Compte tenu de leur forte implication dans cet état de fait, la discipline et les métiers de l’architecture, de l’urbanisme et du paysage sont concernés au premier chef. Au-delà d’une simple adaptation à la doxa de la « transition », une telle perspective exige de leur part un profond aggiornamento : une remise en question des habitudes et des pratiques, ainsi que des notions qui les sous-tendent (parmi celles-ci : le patrimoine, l’auteur, l’œuvre, le projet, l’histoire, les relations de l’architecture et du temps…) ; un élargissement du canon de référence, puisque l’urgence écologique et l’inégale responsabilité des pays à cet égard exigent à la fois son décentrement (vision non européocentrée) et le ré-encastrement de l’architecture dans l’ensemble du monde physique et vivant (vision non anthropocentrée) dont l’histoire récente – l’industrie du bâtiment au premier chef – a profondément modifié le cours ; enfin, une évaluation critique des appareils institutionnels (administratifs, politiques, financiers, professionnels…) qui conditionnent la nature et le fonctionnement du modèle actuel – et cela afin d’agir, pour le faire évoluer, au niveau des institutions qui en assurent la transmission.
[1] Tel est le titre d’un intéressant ouvrage qui met en évidence cette évolution dans le champ de la littérature. Voir Alexandre Gefen, Réparer le monde, Paris, José Corti, 2017.
[2] Dennis Meadows, Donnella Meadows, Jorgen Randers, Les limites à la croissance (dans un monde fini), Éd. Rue de l’échiquier, Paris, réédition 2022 (1972)
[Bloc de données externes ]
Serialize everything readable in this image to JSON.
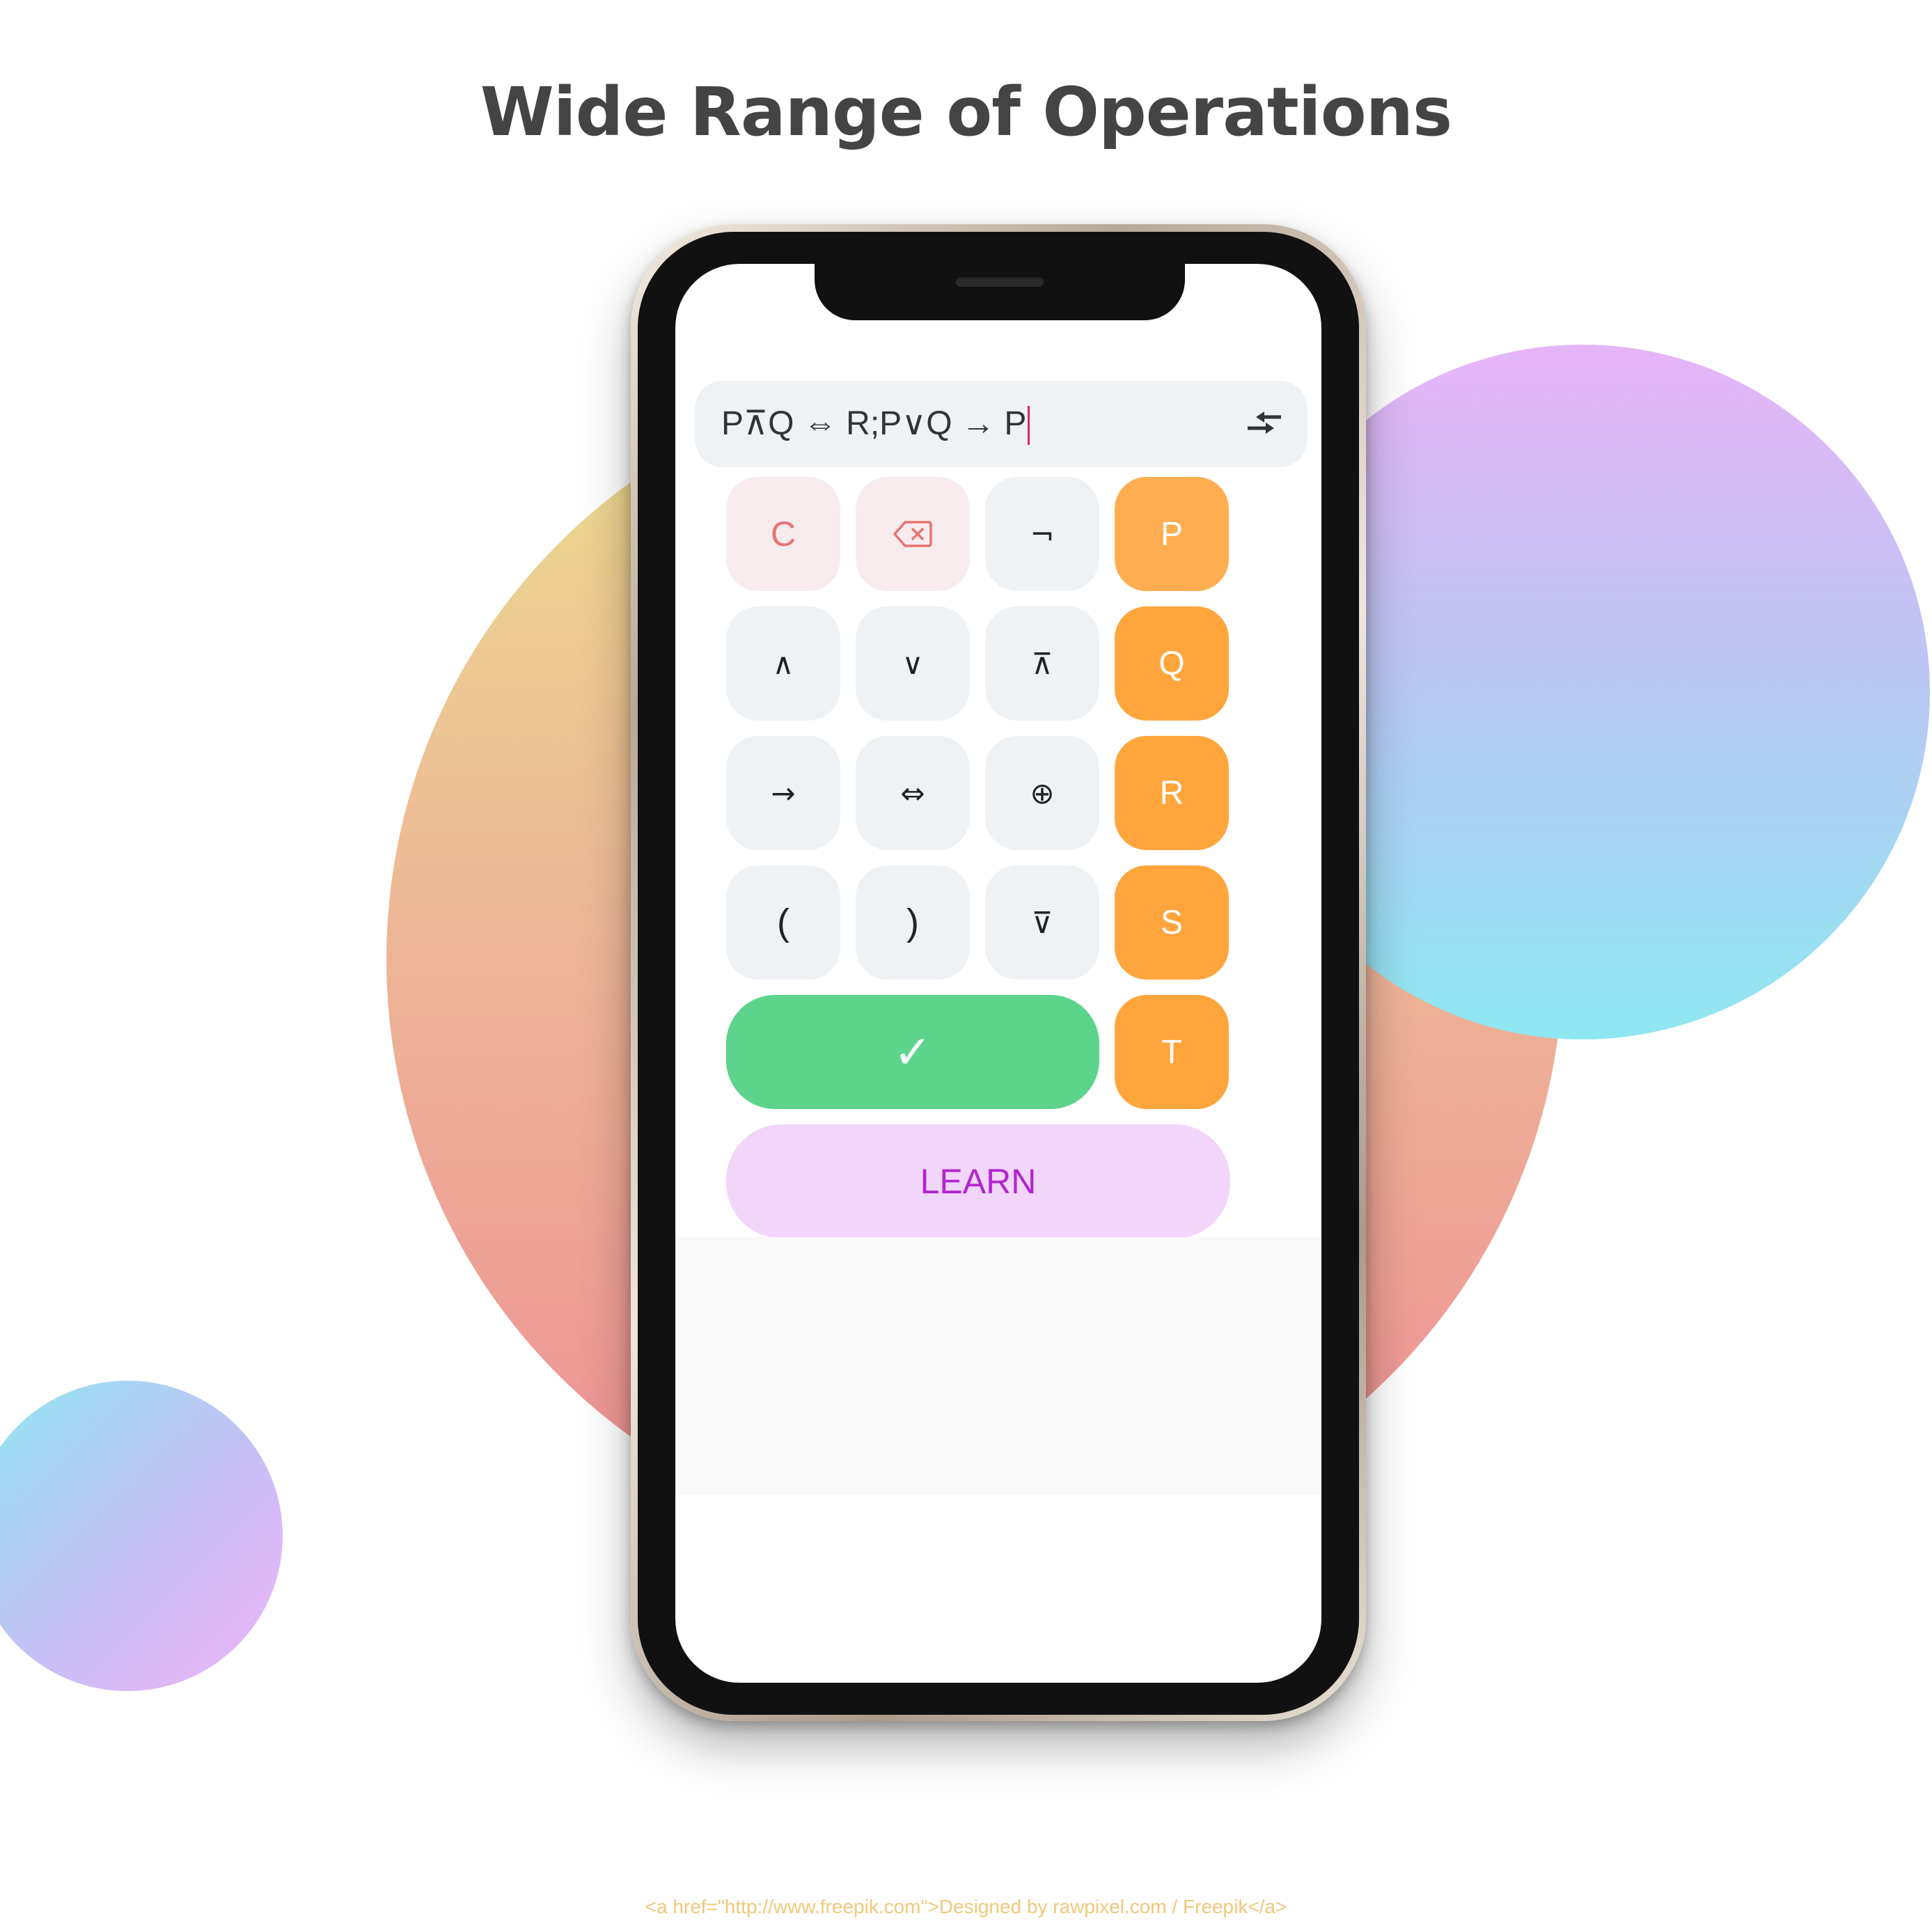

PÉDAGOGIE DE LA TRANSFORMATION / TRANSFORMER LA PÉDAGOGIE
Il nous semble en effet qu’une culture de la transformation ne se développera que si l’on parvient à forger les outils pédagogiques correspondants : telle est la vocation de Trans/Form, réseau international ouvert rassemblant des initiatives européennes (masters) spécifiquement dédiées à la pédagogie de la transformation. Il a pour objectif d’être un lieu d’échange et d’élaboration active du changement, capable à sa modeste échelle de contribuer à l’évolution de ce puissant système d’activité qu’est l’architecture au sens large. Il s’efforce de développer la prise de conscience critique des enjeux actuels, l’élaboration progressive de réflexions et de pratiques alternatives et le développement d’outils concrets (théoriques, méthodologiques, techniques et culturels) propres à favoriser l’émergence et la formation d’une nouvelle génération d’ingénieux transformateurs.
LES SÉMINAIRES
Les rencontres du réseau sont conçues comme des séances de travail réunissant les membres de Trans/Form et des invités choisis pour leur capacité à éclairer tel aspect (pratique, théorique, historique) du thème considéré, en insistant sur ses implications en termes de pédagogie.
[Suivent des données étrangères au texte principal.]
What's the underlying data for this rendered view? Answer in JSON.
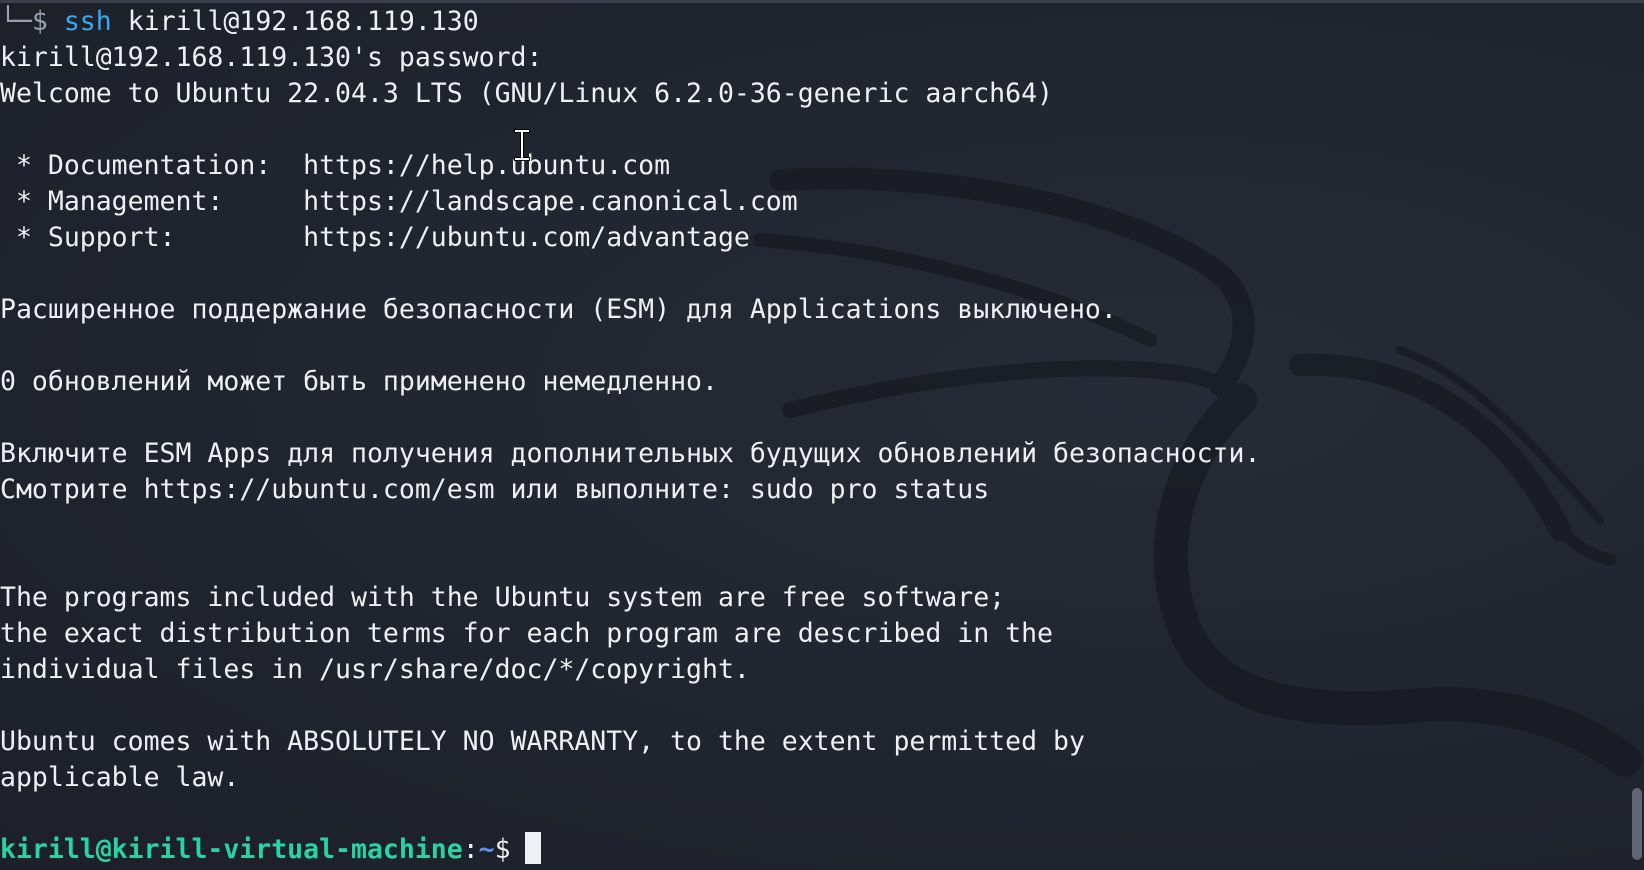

Elles se déroulent comme suit :
1/ Une introduction générale par les organisateurs des journées ;
2/ Trois sessions d’une demi-journée consacrées à trois thématiques réuniront des interventions de natures diverses : approches pratiques, réflexions historico-théoriques, propositions pédagogiques
3/ Une conférence plénière (keynote) ;
4/ Une demi-journée de travail collectif, durant laquelle les participants de chaque session se réuniront sous la conduite d’un couple d’animateurs chargés de préparer, de thématiser et de cadrer les discussions.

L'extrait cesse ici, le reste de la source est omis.